Police Chief Rick Tanksley effectively wrote our editorial this week. In touting a 12-percent drop in Oak Park crime statistics in 2010, Tanksley said the perception of crime in the village remains problematic. He’s right. Oak Parkers do not feel as safe, as well protected as the crime stats suggest we are.
The chief went on to make an essential point: Every crime has a victim and if you are a victim — even of a bicycle theft or a ladder pilfered from a garage — then lowered crime rates aren’t much comfort. “Statistics are valuable as a resource management tool, but they are just numbers to most people. … And whether the overall rate is up or down doesn’t mean a lot to a victim of a crime,” said Tanksley.

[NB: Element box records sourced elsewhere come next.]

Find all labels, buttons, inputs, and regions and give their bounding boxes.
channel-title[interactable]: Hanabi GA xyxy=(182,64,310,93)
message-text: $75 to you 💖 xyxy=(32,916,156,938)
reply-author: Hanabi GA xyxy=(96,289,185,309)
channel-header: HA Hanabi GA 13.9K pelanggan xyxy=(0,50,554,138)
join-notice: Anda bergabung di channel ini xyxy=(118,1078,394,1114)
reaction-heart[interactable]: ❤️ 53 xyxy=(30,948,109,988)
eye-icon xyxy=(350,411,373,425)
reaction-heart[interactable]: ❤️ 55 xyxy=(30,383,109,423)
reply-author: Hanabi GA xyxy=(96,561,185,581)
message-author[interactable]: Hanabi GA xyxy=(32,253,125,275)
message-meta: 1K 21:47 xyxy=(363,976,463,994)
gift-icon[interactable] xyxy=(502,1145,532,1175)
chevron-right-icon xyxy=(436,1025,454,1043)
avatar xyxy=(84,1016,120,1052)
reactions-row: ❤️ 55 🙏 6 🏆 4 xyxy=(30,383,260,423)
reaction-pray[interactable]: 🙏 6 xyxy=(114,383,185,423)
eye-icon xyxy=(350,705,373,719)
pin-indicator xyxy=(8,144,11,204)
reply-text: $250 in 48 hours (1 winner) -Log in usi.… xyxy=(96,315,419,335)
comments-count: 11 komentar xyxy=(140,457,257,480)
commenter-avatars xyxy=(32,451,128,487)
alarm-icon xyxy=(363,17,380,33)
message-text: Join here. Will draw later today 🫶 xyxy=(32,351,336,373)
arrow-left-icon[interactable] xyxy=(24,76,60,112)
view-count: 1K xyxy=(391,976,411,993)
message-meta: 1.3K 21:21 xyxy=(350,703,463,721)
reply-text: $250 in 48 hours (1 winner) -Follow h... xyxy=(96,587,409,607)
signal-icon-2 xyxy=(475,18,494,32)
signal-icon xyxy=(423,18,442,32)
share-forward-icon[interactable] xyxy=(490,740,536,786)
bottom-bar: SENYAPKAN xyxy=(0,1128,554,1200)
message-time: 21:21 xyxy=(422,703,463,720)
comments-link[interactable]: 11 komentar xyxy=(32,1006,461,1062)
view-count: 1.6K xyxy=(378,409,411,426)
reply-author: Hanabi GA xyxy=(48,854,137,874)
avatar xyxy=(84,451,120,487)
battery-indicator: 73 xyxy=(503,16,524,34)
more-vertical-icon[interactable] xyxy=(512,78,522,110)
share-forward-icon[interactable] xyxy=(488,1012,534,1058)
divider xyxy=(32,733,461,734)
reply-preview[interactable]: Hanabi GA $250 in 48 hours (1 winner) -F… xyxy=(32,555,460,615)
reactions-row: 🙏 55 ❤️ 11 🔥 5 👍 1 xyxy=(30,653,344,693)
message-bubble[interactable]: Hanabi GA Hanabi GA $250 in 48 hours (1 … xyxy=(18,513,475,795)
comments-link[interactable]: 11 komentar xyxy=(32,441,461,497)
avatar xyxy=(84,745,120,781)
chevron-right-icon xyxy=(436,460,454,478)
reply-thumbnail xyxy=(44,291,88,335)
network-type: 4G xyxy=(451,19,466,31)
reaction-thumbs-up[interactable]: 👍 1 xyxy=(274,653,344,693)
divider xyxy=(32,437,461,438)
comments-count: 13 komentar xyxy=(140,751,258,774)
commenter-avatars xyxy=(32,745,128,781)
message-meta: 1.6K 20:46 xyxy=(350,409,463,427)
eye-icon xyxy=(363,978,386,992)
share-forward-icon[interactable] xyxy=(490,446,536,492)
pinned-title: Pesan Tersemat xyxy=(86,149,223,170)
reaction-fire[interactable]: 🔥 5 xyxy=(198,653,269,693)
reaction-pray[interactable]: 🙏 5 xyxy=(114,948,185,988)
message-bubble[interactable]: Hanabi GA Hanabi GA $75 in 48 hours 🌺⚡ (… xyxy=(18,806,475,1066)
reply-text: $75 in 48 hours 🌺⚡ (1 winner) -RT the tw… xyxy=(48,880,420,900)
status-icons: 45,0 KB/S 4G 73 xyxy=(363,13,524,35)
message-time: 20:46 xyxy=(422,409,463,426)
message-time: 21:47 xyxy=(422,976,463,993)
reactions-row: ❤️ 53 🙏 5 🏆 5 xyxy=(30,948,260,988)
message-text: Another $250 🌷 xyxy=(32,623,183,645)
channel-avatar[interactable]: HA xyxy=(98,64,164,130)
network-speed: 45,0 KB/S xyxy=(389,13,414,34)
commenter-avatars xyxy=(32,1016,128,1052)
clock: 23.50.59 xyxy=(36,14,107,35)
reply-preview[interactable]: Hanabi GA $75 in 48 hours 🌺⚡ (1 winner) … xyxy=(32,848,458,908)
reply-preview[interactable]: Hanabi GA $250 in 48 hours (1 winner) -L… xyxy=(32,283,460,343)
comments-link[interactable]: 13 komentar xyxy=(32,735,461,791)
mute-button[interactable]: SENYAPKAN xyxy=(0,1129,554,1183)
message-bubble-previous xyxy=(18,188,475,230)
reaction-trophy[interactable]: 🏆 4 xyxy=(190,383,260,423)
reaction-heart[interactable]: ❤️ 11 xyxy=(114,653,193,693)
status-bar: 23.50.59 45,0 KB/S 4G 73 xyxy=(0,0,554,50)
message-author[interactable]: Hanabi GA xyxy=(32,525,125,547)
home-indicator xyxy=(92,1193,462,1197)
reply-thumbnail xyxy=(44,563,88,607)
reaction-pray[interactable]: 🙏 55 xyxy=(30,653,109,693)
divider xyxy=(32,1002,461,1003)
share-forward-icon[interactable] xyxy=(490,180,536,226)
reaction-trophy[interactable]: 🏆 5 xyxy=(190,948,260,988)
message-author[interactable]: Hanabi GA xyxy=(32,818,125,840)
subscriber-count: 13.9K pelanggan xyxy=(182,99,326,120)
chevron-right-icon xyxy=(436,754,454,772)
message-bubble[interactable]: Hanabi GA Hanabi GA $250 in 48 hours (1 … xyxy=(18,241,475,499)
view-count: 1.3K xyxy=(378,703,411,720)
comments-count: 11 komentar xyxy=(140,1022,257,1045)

He’s right again. If you are a victim, you feel violated in a palpable way. You stare at the pry marks on the garage door. You think about the birthday gift of a new bike that has just vanished from your kid’s life. It feels bad, frustrating and scary.
In the old days, all of five years ago, you might tell a neighbor that your garage was broken into, and possibly only if they asked why the police car was in front of your house. Today you’ll probably send an e-mail to the block party list as a neighborly heads up. Then you might add church friends or fellow local volunteers to your e-mail.
If the crime was a bit more serious, a bit more confrontational — a robbery in the Jewel parking lot, the back door of an apartment pushed in — then it is likely to get picked up by a surprisingly expanded and speed-focused local media. Two local newspapers, multiple websites and a desire for fresh news that drives traffic. Surprise! Crime news is always available, it is easy and cheap to gather up and nothing increases sought-after page views like a crime story.
Wednesday Journal and our Oak Park.com/RiverForest.com websites are an active part of this crime news mix. We’re not apologizing for it. But it is a topic we are thinking through. Two decades back, at a time when crime was a lot more rampant in Oak Park, this newspaper did not even run a weekly crime blotter. Perhaps it was our social-engineering impulses, and we’re not proud of them, but we felt that reporting every minor crime would skew perceptions of crime. Yes, we reported actively on serious crime but it wasn’t a weekly representative sample like we run now.
Today, transparency is rightly touted. Only if everyone in the village is aware of crime, eyes open, looking at the fellow who doesn’t “belong” in your alley, calling the cops, buying into community-policing policies, can crime stats be brought as low as they are today. The swap, though, is this focus on crime, often garden variety, and this nagging perception that our safety is compromised.
So here’s the goal: Citizens and police need to stay vigilant. Working together, we can keep crime low. But take some pride in what has actively been accomplished. Crime is down notably in recent years, and dramatically over the past two decades. Enjoy it.